Dans le cas des salutations proprement dites, il montre comment celles-ci peuvent aussi varier d’un pays à l’autre, même s’il s’agit de locuteurs qui partagent la même langue. Il observe qu’à l’intérieur du Mexique, ces formules peuvent différer selon les villes. Par exemple, les « tzeltales » de Chiapas, au lieu d’employer des formules se rapportant au moment de la journée pour manifester qu’ils reconnaissent l’interlocuteur, se limitent simplement à annoncer sur un ton cordial le rapport existant avec la personne rencontrée, se servant d’expressions comme, « mon frère », « mon oncle », « mon grand-père », etc.
L'auteur signale également que l’emploi de termes de parenté est commun dans cette culture, qui utilise des mots tels que « neveu », « cousin » et « frère » pour s’adresser aux amis proches. Ces caractéristiques décrites par Swadesh peuvent aussi être constatées dans l’espagnol de Bogota et plus généralement de Colombie, où des noms d’adresse tels que « vecino », « primo », « papá », « corazón » et « mi amor » peuvent être employés de manière récurrente dans la sphère publique et le commerce, sans donner à ces mots un sens littéral.
Mais comme on peut s’y attendre, des variations se présentent aussi selon les pays et entre les cultures. Un cas présenté par l’auteur est celui de l’Asie, où la position occupée dans l’échelle hiérarchique est prise en compte pour formuler les salutations. Ainsi, la personne de basse extraction doit saluer son supérieur au moyen d’une formule comme « avec votre permission, je suis ici », énoncé auquel l’interlocuteur peut répondre « je vous vois ».
Swadesh explique aussi que la fréquence des salutations peut varier d’une culture à l’autre. À ce sujet, l’auteur signale : « Les Saxons semblent être très sobres et les Latinos prolixes » (Swadesh, 1966, p. 103). Pour illustrer cette affirmation, l’auteur nous explique, par exemple, que lorsqu’un Nord-Américain arrive à une réunion, il peut utiliser tout simplement l’expression « Hello everybody », sans avoir à saluer individuellement tous ceux qui sont présents.
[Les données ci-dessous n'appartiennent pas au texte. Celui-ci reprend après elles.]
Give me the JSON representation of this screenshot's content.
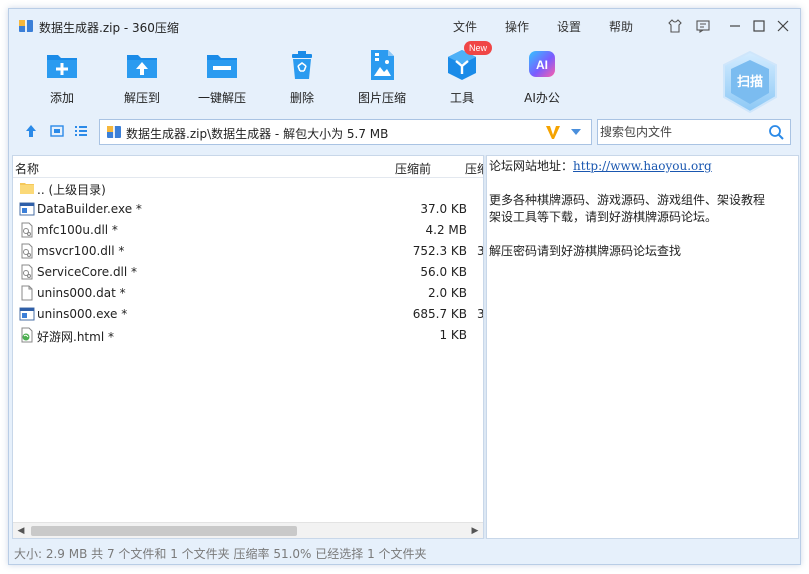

Au contraire, un Mexicain, notamment il est d’origine rurale, prolongera cette routine et saluera en donnant une poignée de main à tous de façon individuelle.
Quant aux formules utilisées pour prendre congé, l’auteur signale que dans différentes sociétés, principalement les sociétés urbaines, les locuteurs se servent de formules variées qui peuvent être plus ou moins limitées, selon la communauté observée. En général, ces actes de parole servent à signaler que la personne se trouve dans l’obligation de partir, à exprimer ses meilleurs souhaits et à évoquer le moment où les participants de l’interaction auront l’occasion de se revoir.
En synthèse, l’auteur montre dans ce chapitre comment les relations sociales se révèlent et se créent à travers les salutations et d’autres formes de politesse comme remercier ou présenter des excuses, aussi bien lorsque des codes sont imposés que lorsqu’ils font l’objet d’un choix ou d’une négociation de la part des individus.
Michel Lacroix : approche anthropologique de la littérature du savoir-vivre
Dans son ouvrage, Lacroix (1990) présente une étude approfondie de ce genre de littérature et de son évolution tout au long de l’histoire. Les chapitres III et IV de la première partie sont les plus importants, parce qu’ils étudient l’origine des salutations et leur évolution dans le temps.
En premier lieu, dans le troisième chapitre, «Contre l’agression », on voit que les salutations font partie des échanges communicationnels quotidiens dans toutes les sociétés ; ils comportent des aspects verbaux (formules verbales) ainsi que non verbaux (gestes). Ces échanges ont un caractère ancestral et ils ont pour but de faciliter le passage de la solitude à la communication sociale.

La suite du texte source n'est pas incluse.